From a pedagogical perspective, large discussion forums are problematic. “If you have 50 people trying to have a conversation, it’s not a real conversation at that point. Nobody can follow a 50-person conversation,” Peterson says. “Somebody’s going to make a statement, somebody else will respond to that statement, and 30 others are probably going to have similar statements. You have to consider what it is you’re looking for. I can have an introductory discussion board where I ask everybody to introduce themselves, and yes, I want them to read through everybody’s introduction, but that’s really not a conversation. If I really want them to have a conversation, I’m going to want to move it into smaller groups of five to seven.”
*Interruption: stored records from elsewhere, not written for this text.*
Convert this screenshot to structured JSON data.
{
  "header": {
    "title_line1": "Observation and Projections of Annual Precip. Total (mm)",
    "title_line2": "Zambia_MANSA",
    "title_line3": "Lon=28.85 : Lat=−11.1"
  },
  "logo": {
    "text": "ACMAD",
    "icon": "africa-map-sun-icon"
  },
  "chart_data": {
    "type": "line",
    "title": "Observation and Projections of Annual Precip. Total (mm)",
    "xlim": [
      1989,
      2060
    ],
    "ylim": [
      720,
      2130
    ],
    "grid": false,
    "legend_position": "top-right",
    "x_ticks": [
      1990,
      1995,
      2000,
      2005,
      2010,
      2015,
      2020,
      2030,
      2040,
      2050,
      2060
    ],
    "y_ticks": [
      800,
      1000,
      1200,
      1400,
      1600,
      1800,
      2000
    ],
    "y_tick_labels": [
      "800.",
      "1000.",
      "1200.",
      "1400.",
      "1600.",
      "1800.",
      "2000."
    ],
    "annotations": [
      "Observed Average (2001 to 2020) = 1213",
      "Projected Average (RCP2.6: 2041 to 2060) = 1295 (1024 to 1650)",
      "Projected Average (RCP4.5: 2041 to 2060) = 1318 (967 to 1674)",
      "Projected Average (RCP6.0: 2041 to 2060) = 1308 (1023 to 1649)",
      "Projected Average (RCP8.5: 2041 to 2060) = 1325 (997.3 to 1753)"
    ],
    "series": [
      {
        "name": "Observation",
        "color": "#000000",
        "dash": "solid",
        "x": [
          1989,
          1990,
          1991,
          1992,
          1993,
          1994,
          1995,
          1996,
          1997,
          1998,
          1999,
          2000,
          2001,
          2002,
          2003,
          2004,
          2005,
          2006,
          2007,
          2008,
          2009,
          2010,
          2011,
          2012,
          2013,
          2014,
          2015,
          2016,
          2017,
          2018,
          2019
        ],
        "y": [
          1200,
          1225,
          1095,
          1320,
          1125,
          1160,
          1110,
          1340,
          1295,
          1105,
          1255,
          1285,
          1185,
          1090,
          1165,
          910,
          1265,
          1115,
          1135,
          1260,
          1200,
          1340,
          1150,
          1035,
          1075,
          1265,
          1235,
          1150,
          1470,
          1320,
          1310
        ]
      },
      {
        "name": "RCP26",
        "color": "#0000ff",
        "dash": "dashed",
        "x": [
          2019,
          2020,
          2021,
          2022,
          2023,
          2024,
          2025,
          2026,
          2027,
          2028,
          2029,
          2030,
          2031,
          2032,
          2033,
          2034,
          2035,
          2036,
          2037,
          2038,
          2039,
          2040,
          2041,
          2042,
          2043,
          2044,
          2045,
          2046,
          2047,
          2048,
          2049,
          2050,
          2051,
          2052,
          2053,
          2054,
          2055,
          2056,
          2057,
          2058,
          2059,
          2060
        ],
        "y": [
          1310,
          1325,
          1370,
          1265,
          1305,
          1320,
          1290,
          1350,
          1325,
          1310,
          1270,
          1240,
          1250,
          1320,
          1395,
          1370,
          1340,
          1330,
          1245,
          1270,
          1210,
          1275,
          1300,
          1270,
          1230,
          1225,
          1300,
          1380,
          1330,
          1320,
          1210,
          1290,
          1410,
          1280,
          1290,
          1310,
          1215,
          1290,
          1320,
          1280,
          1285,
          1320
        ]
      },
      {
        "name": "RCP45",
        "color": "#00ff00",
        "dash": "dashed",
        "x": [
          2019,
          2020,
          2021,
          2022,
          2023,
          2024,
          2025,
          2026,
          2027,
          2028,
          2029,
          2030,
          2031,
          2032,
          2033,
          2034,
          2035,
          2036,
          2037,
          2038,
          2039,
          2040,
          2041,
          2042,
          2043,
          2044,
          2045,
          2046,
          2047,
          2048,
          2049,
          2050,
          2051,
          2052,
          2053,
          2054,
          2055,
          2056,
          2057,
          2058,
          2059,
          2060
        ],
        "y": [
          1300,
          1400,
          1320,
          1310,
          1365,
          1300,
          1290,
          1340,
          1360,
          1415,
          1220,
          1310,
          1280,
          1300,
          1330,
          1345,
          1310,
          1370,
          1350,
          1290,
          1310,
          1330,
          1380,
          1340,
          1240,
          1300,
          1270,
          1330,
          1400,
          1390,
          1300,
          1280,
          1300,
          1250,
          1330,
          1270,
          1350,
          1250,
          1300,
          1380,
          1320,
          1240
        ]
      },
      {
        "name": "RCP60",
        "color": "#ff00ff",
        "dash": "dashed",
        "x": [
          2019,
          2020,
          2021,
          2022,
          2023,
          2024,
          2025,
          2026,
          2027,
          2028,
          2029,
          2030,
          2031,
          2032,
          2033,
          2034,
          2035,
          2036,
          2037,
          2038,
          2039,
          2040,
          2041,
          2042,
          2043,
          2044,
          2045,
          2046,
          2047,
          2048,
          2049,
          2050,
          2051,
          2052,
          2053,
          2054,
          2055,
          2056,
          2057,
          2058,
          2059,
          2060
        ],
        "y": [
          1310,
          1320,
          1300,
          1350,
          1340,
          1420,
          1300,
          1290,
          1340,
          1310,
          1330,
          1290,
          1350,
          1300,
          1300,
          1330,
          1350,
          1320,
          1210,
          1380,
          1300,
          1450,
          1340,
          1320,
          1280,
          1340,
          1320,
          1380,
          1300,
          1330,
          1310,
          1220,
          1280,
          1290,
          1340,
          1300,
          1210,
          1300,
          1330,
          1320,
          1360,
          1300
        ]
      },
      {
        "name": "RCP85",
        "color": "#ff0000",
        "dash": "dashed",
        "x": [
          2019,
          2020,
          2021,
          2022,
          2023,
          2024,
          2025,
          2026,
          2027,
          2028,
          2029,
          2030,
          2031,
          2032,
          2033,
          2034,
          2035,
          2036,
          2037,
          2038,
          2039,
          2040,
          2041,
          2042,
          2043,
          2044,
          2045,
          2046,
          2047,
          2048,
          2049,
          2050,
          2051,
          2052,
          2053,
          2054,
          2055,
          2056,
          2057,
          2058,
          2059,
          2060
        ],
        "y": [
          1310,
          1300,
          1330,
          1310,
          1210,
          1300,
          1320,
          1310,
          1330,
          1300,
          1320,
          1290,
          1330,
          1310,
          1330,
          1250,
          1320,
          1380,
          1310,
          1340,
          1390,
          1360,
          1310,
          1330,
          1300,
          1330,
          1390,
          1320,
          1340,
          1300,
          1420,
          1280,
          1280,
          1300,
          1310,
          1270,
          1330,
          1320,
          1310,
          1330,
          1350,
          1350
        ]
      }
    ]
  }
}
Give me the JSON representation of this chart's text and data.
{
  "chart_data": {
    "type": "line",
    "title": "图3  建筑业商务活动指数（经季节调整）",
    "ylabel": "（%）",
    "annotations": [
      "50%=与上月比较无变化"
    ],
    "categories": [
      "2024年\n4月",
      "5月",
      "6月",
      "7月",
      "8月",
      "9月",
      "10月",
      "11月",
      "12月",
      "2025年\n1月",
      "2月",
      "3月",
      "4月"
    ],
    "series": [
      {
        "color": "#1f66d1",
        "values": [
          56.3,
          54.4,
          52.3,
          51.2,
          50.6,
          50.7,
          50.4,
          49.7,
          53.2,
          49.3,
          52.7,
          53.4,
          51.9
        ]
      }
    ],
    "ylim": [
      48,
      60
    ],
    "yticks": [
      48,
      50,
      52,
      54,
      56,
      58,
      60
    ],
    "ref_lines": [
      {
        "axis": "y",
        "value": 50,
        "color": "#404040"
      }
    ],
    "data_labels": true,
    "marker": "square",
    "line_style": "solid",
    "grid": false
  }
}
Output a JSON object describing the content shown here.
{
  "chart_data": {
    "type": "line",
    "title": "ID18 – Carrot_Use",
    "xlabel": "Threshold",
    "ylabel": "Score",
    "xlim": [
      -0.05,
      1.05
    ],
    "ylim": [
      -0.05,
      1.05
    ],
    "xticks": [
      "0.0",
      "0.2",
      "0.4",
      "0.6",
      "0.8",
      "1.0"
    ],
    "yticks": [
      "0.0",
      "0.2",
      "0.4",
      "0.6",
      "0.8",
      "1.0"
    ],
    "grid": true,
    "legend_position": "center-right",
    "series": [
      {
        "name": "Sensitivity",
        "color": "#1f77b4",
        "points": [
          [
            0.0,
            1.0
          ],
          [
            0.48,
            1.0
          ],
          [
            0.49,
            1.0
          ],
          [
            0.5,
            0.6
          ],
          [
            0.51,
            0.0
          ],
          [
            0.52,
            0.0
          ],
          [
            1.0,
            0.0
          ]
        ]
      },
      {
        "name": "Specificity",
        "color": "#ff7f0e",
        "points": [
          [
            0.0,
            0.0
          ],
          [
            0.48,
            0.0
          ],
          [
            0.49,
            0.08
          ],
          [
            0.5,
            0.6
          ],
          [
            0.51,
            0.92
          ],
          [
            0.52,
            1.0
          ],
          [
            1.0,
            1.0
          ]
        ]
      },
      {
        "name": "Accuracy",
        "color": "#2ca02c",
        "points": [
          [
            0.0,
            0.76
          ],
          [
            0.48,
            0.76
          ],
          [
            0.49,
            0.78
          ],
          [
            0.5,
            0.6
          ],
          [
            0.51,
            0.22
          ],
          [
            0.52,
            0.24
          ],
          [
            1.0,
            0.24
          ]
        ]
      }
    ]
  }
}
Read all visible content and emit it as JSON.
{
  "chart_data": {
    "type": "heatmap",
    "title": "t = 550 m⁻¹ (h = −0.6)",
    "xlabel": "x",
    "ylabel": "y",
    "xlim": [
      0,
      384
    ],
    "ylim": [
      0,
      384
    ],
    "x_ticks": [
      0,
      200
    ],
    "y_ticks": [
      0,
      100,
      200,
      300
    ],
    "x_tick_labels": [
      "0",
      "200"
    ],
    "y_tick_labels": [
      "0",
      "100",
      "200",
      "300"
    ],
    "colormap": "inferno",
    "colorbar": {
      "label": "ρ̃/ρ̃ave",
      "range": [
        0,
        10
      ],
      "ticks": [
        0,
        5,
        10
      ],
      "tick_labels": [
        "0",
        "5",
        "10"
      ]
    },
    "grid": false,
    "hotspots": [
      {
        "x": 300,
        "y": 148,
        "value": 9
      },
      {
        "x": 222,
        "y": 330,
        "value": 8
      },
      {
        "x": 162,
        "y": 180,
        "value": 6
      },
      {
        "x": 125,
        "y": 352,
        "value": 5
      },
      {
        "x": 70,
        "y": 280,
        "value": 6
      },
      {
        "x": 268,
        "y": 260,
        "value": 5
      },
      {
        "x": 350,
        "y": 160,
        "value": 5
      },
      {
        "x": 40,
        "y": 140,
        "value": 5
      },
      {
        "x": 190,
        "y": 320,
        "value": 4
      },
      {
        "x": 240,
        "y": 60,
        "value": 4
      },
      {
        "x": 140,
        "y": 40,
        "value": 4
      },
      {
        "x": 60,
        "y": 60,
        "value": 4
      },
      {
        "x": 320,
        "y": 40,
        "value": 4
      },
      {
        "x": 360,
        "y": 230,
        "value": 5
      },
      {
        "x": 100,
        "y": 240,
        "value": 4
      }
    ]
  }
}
Restine has students work in small discussion forums to reach consensus and then has each group post to the main discussion area. In a class of 50 that reduces the number of posts from 50 to 10, which is a manageable number to respond to individually.

Flexibility is essential to managing large-enrollment courses. Rather than trying to perfect a semester-length online course for 20 students, Restine recommends being prepared to teach more students in various time frames. “Design the course so it can be flexible, because in today’s market you might need to collapse two sections and double the number of students. If you’ve built a course that could only be rolled out one way, then you may have to redesign it under pressure.”

Reprinted from Online Classroom (July 2011): 1,2.